Figure 2: Representative case from our in-vivo pig studies. We acquired proton-density (PD) weighted low flip angle (FA) and T1-weighted high-FA images in diastolic and systolic phases both at native and post-ferumoxytol. Note that the dark blood in high-FA native scans shows that proposed method provides near pure T1-weighting. High-FA scans are then normalized by low-FA scans to do T1 mapping using SPGR signal equation. This normalization also removes the confounding effects of T2* decay.

Figure 3: Representative in-vivo case showing T1 maps acquired with proposed hybrid 3D/2D method and MOLLI. Normalized T1-weighted images (i.e., high FA image divided by low-FA image) is mapped to T1 values using SPGR signal equation and actual flip angle maps. Despite slightly better image quality in MOLLI, proposed method provides robustness to 1) B0 inhomogeneities, 2) inflow effects, 3) through-plane motion; all of which help distinguishing the myocardial blood volume at diastole and systole.

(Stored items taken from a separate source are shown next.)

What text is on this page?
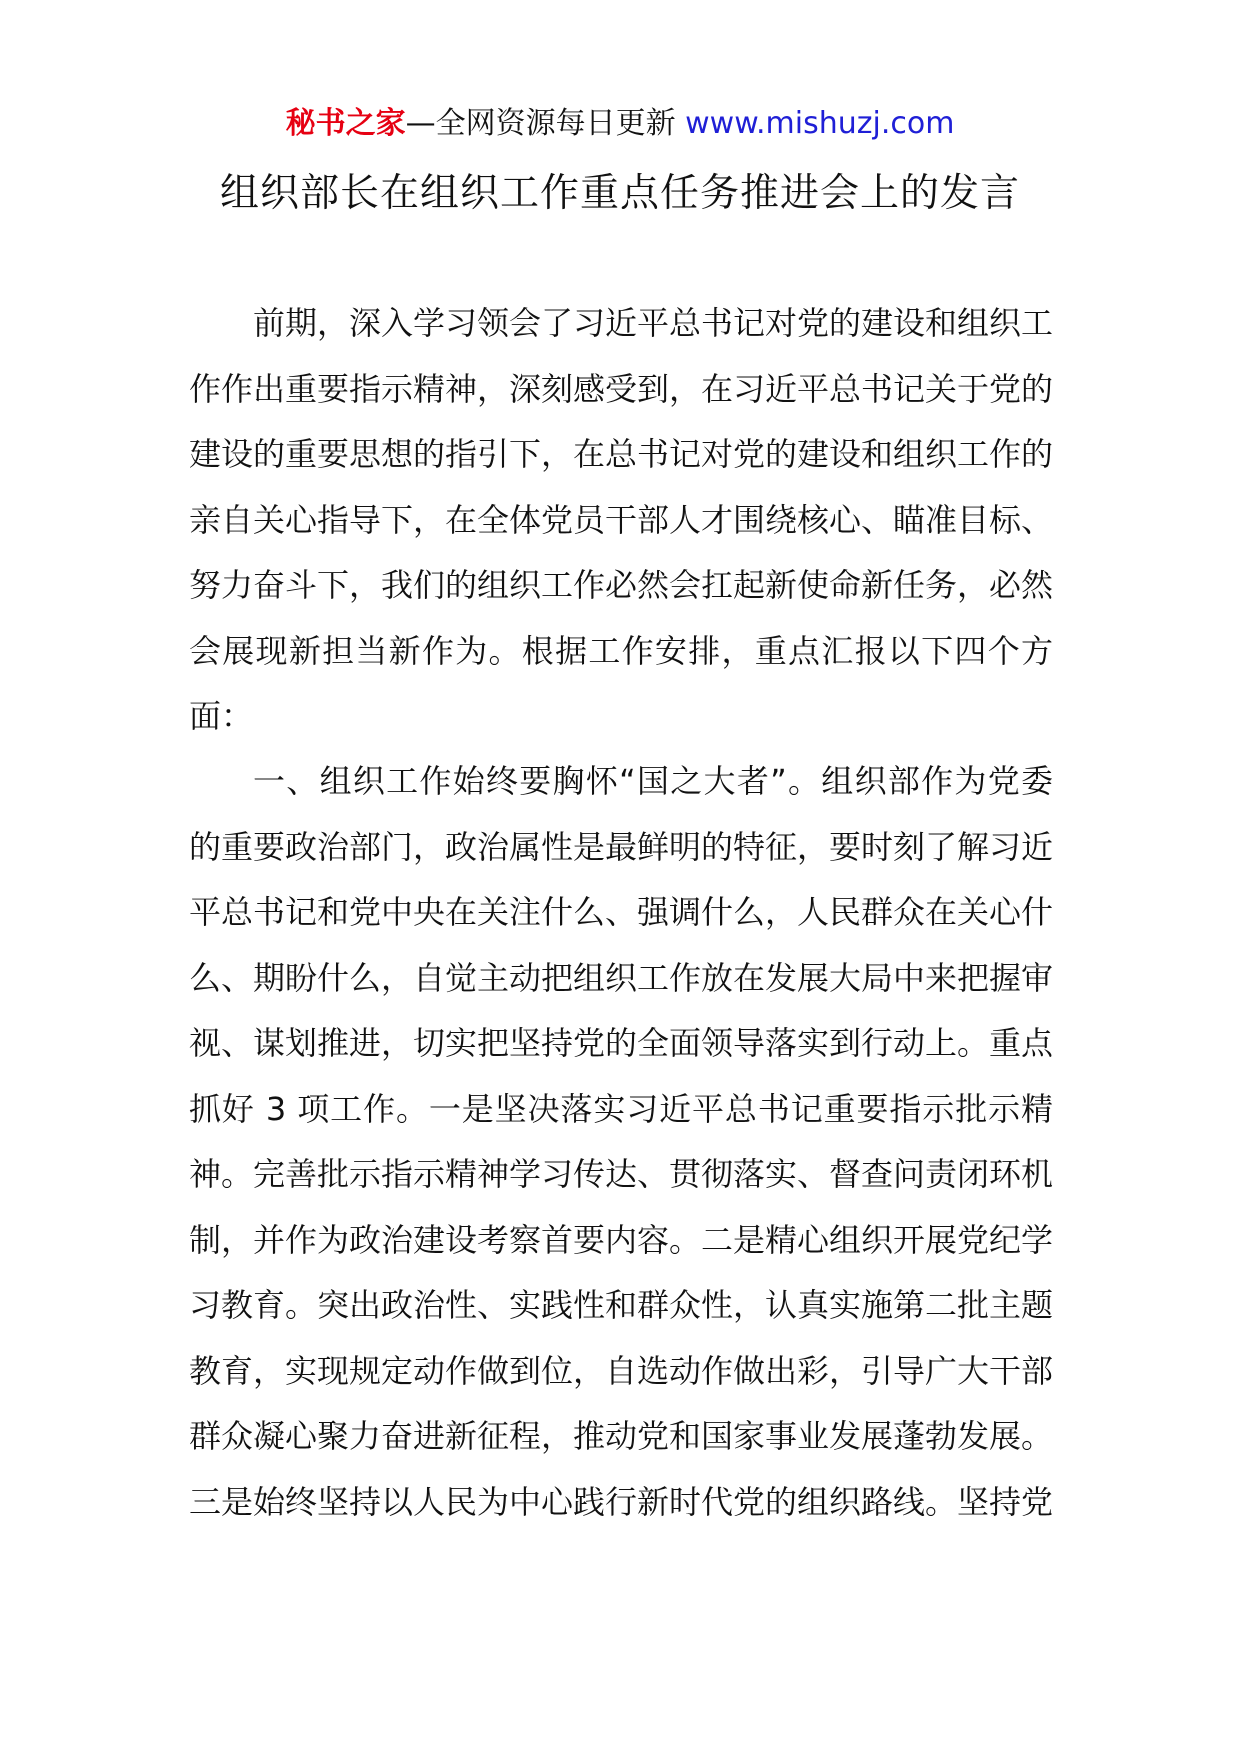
秘书之家—全网资源每日更新 www.mishuzj.com
组织部长在组织工作重点任务推进会上的发言

前期，深入学习领会了习近平总书记对党的建设和组织工作作出重要指示精神，深刻感受到，在习近平总书记关于党的建设的重要思想的指引下，在总书记对党的建设和组织工作的亲自关心指导下，在全体党员干部人才围绕核心、瞄准目标、努力奋斗下，我们的组织工作必然会扛起新使命新任务，必然会展现新担当新作为。根据工作安排，重点汇报以下四个方面：

一、组织工作始终要胸怀“国之大者”。组织部作为党委的重要政治部门，政治属性是最鲜明的特征，要时刻了解习近平总书记和党中央在关注什么、强调什么，人民群众在关心什么、期盼什么，自觉主动把组织工作放在发展大局中来把握审视、谋划推进，切实把坚持党的全面领导落实到行动上。重点抓好 3 项工作。一是坚决落实习近平总书记重要指示批示精神。完善批示指示精神学习传达、贯彻落实、督查问责闭环机制，并作为政治建设考察首要内容。二是精心组织开展党纪学习教育。突出政治性、实践性和群众性，认真实施第二批主题教育，实现规定动作做到位，自选动作做出彩，引导广大干部群众凝心聚力奋进新征程，推动党和国家事业发展蓬勃发展。三是始终坚持以人民为中心践行新时代党的组织路线。坚持党
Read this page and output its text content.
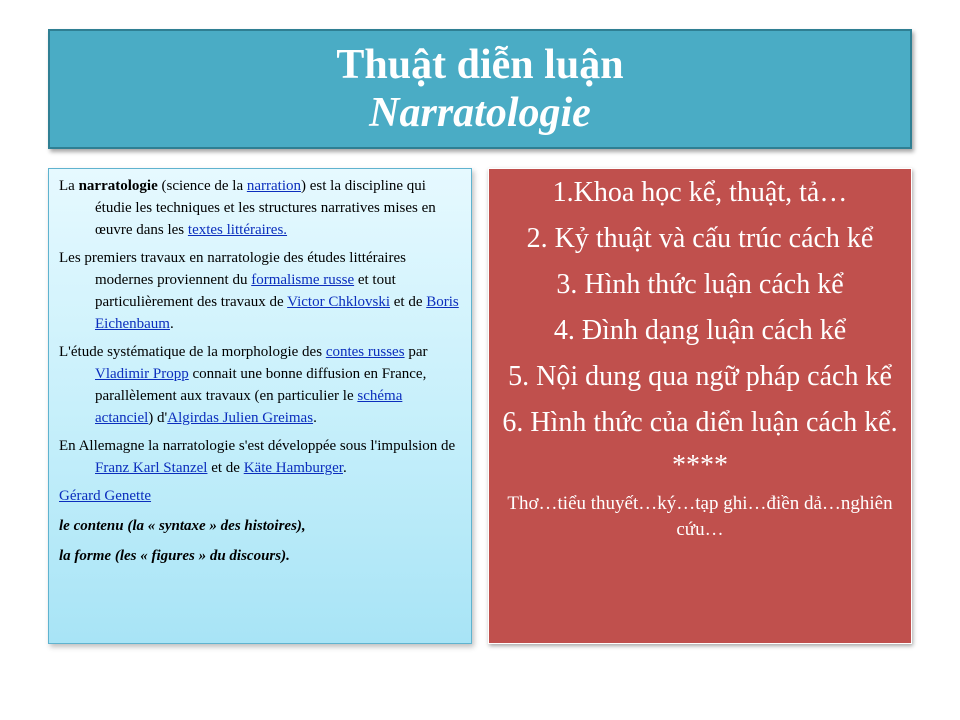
Thuật diễn luận
Narratologie

La narratologie (science de la narration) est la discipline qui étudie les techniques et les structures narratives mises en œuvre dans les textes littéraires.

Les premiers travaux en narratologie des études littéraires modernes proviennent du formalisme russe et tout particulièrement des travaux de Victor Chklovski et de Boris Eichenbaum.

L'étude systématique de la morphologie des contes russes par Vladimir Propp connait une bonne diffusion en France, parallèlement aux travaux (en particulier le schéma actanciel) d'Algirdas Julien Greimas.

En Allemagne la narratologie s'est développée sous l'impulsion de Franz Karl Stanzel et de Käte Hamburger.

Gérard Genette

le contenu (la « syntaxe » des histoires),

la forme (les « figures » du discours).

1.Khoa học kể, thuật, tả…
2. Kỷ thuật và cấu trúc cách kể
3. Hình thức luận cách kể
4. Đình dạng luận cách kể
5. Nội dung qua ngữ pháp cách kể
6. Hình thức của diển luận cách kể.
****
Thơ…tiểu thuyết…ký…tạp ghi…điền dả…nghiên cứu…
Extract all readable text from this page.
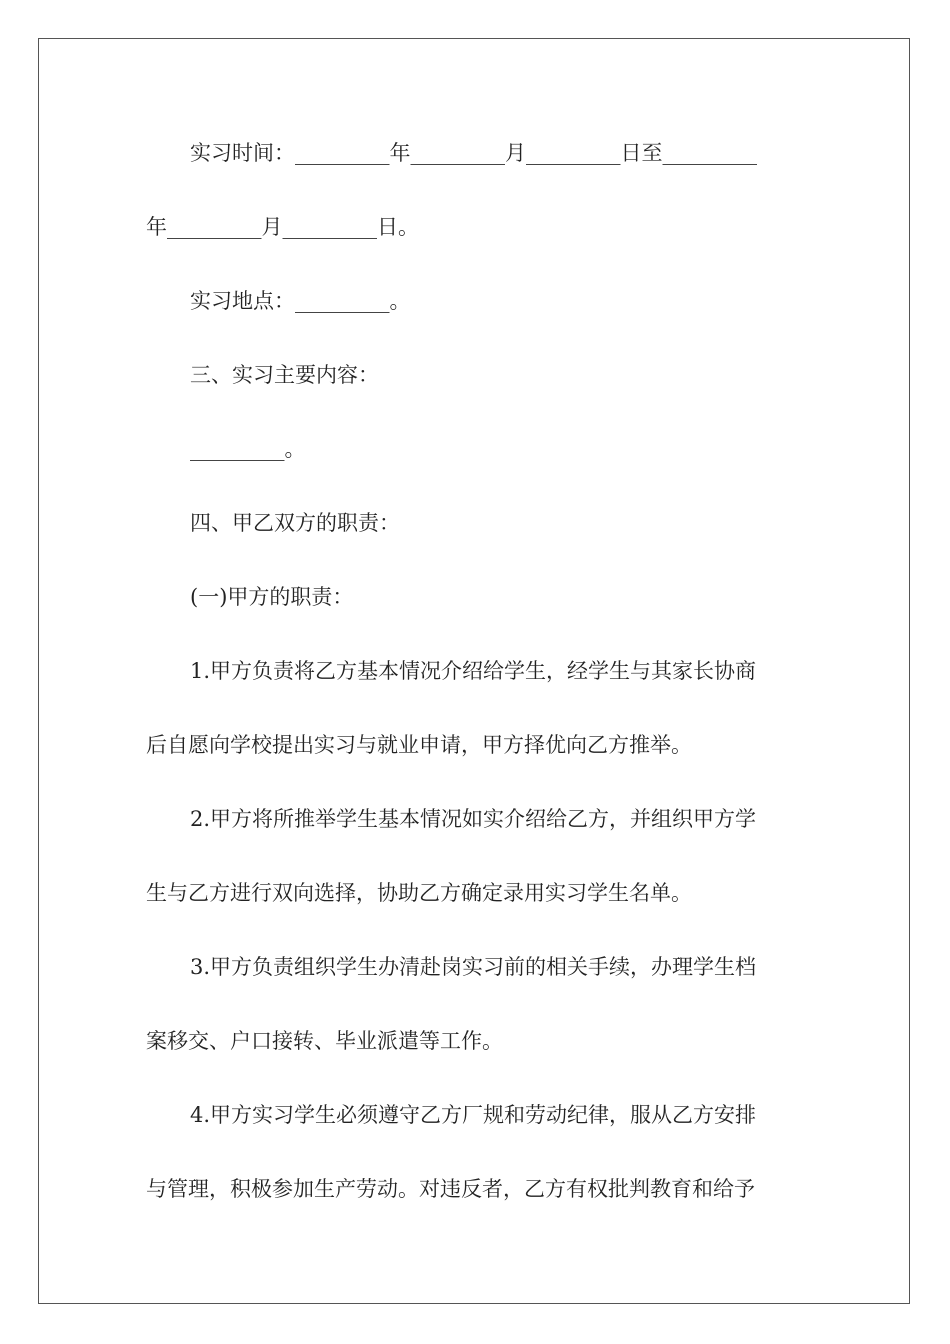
实习时间：_________年_________月_________日至_________
年_________月_________日。
实习地点：_________。
三、实习主要内容：
_________。
四、甲乙双方的职责：
(一)甲方的职责：
1.甲方负责将乙方基本情况介绍给学生，经学生与其家长协商
后自愿向学校提出实习与就业申请，甲方择优向乙方推举。
2.甲方将所推举学生基本情况如实介绍给乙方，并组织甲方学
生与乙方进行双向选择，协助乙方确定录用实习学生名单。
3.甲方负责组织学生办清赴岗实习前的相关手续，办理学生档
案移交、户口接转、毕业派遣等工作。
4.甲方实习学生必须遵守乙方厂规和劳动纪律，服从乙方安排
与管理，积极参加生产劳动。对违反者，乙方有权批判教育和给予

Figure 4: (a) Proposed hybrid 3D/2D approach was able to detect the difference between iMBV at end-diastole (ED) and end-systole (ES). The iMBVs for proposed method: ED = 7.7%+-2.7%, ES = 6.2%+-2.2%, p < 1e-4; for MOLLI: ED = 8.6%+-3.6%, ES = 8.1%+-3.2%, p = ns. (b) Per-subject analysis of ES/ED iMBV ratio showed that all N = 10 subjects correctly had ES/ED < 1 with proposed method. MOLLI, however, failed in 3 out of 10 cases, showing its insufficiency in detecting ED and ES iMBV difference.